In more news on migration, Malaysian officials say at least 13 people have drowned after a boat departing from Indonesia capsized in the strait between the two countries.
In news from the campaign trail, Republican presidential candidate Donald Trump has criticized rival Jeb Bush, saying Bush should “set the example by speaking English while in the United States.” Trump’s attack comes after Bush held a press conference in Miami on Tuesday in which he spoke in both English and Spanish and criticized Trump, saying he is “not a conservative.”
Canada has charged Syrian Colonel George Salloum with allegedly torturing Canadian engineer Maher Arar. In 2002, Arar was rendered by the United States to an overseas detention center in his native Syria, where he was tortured and interrogated in a tiny underground cell for nearly a year. This is the first-ever criminal charge of torture brought by Canada against a foreign government official for acts committed abroad. We’ll have more on the case later in the broadcast.

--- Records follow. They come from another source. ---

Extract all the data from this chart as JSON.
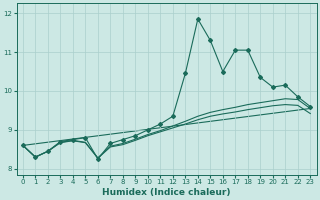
{
  "xlabel": "Humidex (Indice chaleur)",
  "xlim": [
    -0.5,
    23.5
  ],
  "ylim": [
    7.85,
    12.25
  ],
  "yticks": [
    8,
    9,
    10,
    11,
    12
  ],
  "xticks": [
    0,
    1,
    2,
    3,
    4,
    5,
    6,
    7,
    8,
    9,
    10,
    11,
    12,
    13,
    14,
    15,
    16,
    17,
    18,
    19,
    20,
    21,
    22,
    23
  ],
  "bg_color": "#cce8e4",
  "line_color": "#1a6b5a",
  "grid_color": "#aacfcc",
  "line_main": {
    "x": [
      0,
      1,
      2,
      3,
      4,
      5,
      6,
      7,
      8,
      9,
      10,
      11,
      12,
      13,
      14,
      15,
      16,
      17,
      18,
      19,
      20,
      21,
      22,
      23
    ],
    "y": [
      8.6,
      8.3,
      8.45,
      8.7,
      8.75,
      8.8,
      8.25,
      8.65,
      8.75,
      8.85,
      9.0,
      9.15,
      9.35,
      10.45,
      11.85,
      11.3,
      10.5,
      11.05,
      11.05,
      10.35,
      10.1,
      10.15,
      9.85,
      9.6
    ]
  },
  "line_smooth1": {
    "x": [
      0,
      1,
      2,
      3,
      4,
      5,
      6,
      7,
      8,
      9,
      10,
      11,
      12,
      13,
      14,
      15,
      16,
      17,
      18,
      19,
      20,
      21,
      22,
      23
    ],
    "y": [
      8.6,
      8.3,
      8.45,
      8.68,
      8.73,
      8.68,
      8.28,
      8.58,
      8.65,
      8.76,
      8.88,
      8.98,
      9.1,
      9.22,
      9.35,
      9.45,
      9.52,
      9.58,
      9.65,
      9.7,
      9.75,
      9.8,
      9.78,
      9.55
    ]
  },
  "line_smooth2": {
    "x": [
      0,
      1,
      2,
      3,
      4,
      5,
      6,
      7,
      8,
      9,
      10,
      11,
      12,
      13,
      14,
      15,
      16,
      17,
      18,
      19,
      20,
      21,
      22,
      23
    ],
    "y": [
      8.6,
      8.3,
      8.45,
      8.67,
      8.72,
      8.67,
      8.27,
      8.56,
      8.62,
      8.73,
      8.85,
      8.95,
      9.05,
      9.15,
      9.26,
      9.35,
      9.41,
      9.46,
      9.52,
      9.57,
      9.62,
      9.65,
      9.63,
      9.42
    ]
  },
  "line_trend": {
    "x": [
      0,
      23
    ],
    "y": [
      8.6,
      9.55
    ]
  }
}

In Kentucky, the county clerk who has defied the Supreme Court and refused to issue marriage licenses to same-sex couples is set to appear before a federal judge today to make her case for why she shouldn’t be held in contempt of court. Rowan County Clerk Kim Davis stopped issuing all marriage licenses rather than comply with the Supreme Court ruling in June that legalized same-sex marriage nationwide. In a filing Wednesday, attorneys for Davis argued a court order requiring her to issue marriage licenses to same-sex couples “irreparably and irreversibly violates her conscience.” We’ll have more on the case later in the broadcast.
And a federal judge in Texas has issued an unusual order to withdraw the execution date for a man set to die by lethal injection later this month. District Judge David Mendoza ruled Tuesday that Perry Williams should not be put to death on September 29 without a lawyer to handle his appeals. Williams has been without a lawyer since early February. Democracy Now! correspondent Renée Feltz spoke to Williams Wednesday during an interview on death row.
Perry Williams: “I feel like I should have legal representation, no matter what. But that’s not how it is. So, basically, we’ve been writing letters, asking people to get on my case. It’s kind of hard, being that it’s this late in the stage. And it’s just I feel like it’s an injustice not to have an attorney when my life is on the line.”
Williams was sentenced to death in 2002 for the murder and robbery of a medical student in Houston. Williams says his gun went off by accident and that his court-appointed lawyer failed to raise evidence that might have spared him a death sentence. Advocates say several more men on death row in Texas are also facing execution without lawyers.